Pubblicato il 28 ottobre 2015 da antonella landi

“Professoressa ha sentito?”
“Cosa?”
“Pare stia per partire l’occupazione.”
“Occupazione di che?”
“Della scuola.”
“Non ne so niente e non ne voglio sapere niente.”
“Io veramente volevo chiederle delle informazioni.”
“Del tipo?”
“Del tipo: come si fa a occupare? Come funziona di preciso?”
“A me lo vieni a chiedere?!”
“E a chi sennò. L’insegnante è lei.”
“Scusa eh. L’occupazione è un gesto che gli studenti compiono per protesta contro qualcuno e/o qualcosa. E’ un atto non legale e chi lo fa se ne assume la responsabilità. Insegnare a occupare non rientra nei miei compiti. I professori non occupano.”

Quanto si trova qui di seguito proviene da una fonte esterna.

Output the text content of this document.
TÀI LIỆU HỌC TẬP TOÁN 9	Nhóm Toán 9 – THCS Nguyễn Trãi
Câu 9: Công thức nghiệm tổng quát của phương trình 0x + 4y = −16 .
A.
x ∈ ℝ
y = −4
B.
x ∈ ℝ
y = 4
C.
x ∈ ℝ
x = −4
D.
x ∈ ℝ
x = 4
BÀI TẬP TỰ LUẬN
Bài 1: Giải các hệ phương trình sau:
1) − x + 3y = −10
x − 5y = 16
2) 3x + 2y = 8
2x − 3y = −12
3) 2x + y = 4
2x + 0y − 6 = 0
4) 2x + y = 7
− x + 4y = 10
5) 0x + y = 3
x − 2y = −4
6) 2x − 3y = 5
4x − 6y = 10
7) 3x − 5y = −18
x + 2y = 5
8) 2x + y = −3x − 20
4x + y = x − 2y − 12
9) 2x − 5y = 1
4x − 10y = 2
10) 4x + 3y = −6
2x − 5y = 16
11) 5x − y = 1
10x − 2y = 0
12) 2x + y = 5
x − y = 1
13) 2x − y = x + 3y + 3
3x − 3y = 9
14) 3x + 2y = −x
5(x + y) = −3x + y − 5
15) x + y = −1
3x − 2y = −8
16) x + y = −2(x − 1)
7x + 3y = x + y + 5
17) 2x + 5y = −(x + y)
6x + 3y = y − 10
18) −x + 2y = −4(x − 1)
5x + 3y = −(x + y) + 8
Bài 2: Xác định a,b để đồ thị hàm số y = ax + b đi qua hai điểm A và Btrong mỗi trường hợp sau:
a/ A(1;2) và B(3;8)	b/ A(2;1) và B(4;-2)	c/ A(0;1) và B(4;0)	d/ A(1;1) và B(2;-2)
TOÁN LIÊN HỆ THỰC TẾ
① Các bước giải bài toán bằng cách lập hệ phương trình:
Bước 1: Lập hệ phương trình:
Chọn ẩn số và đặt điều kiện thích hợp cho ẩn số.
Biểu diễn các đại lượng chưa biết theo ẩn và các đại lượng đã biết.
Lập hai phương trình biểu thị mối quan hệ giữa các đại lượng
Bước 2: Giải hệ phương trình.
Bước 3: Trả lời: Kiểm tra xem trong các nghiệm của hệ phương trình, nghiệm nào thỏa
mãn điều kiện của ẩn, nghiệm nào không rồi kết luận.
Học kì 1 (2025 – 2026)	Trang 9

“Ma (poniamo il caso, per assurdo) se io volessi occupare, come dovrei fare?”
“Tu, nel cuore della notte, coperto e incappucciato, dovresti tentare di penetrare all’interno di questi locali e impossessartene barricandotici dentro a suon di catene, lucchetti e spranghe. Se invece (come immagino) arrivi a cose fatte, ti presenti davanti al portone e dichiari che sei un rivoluzionario, che vuoi schierarti con i rivoltosi, che vuoi cambiare le sorti della scuola e (già che ci sei) del mondo. Giuri fedeltà alla causa e stai a vedere se (con codesta faccia) ti fanno entrare.”
“Poniamo che mi fanno entrare. Se noi occupiamo voi cosa fate?”
“Noi arriviamo a scuola e la troviamo occupata, da voi, che vi ci siete barricati dentro e ci impedite di entrarci.”
“Davvero?!”
“E quindi come reagite?”
“Io personalmente telefono a casa tua e chiedo di parlare con tuo padre.”
“Ah.”

Certo che i primini da come sono teneri ti verrebbe da mangiarli a morsi.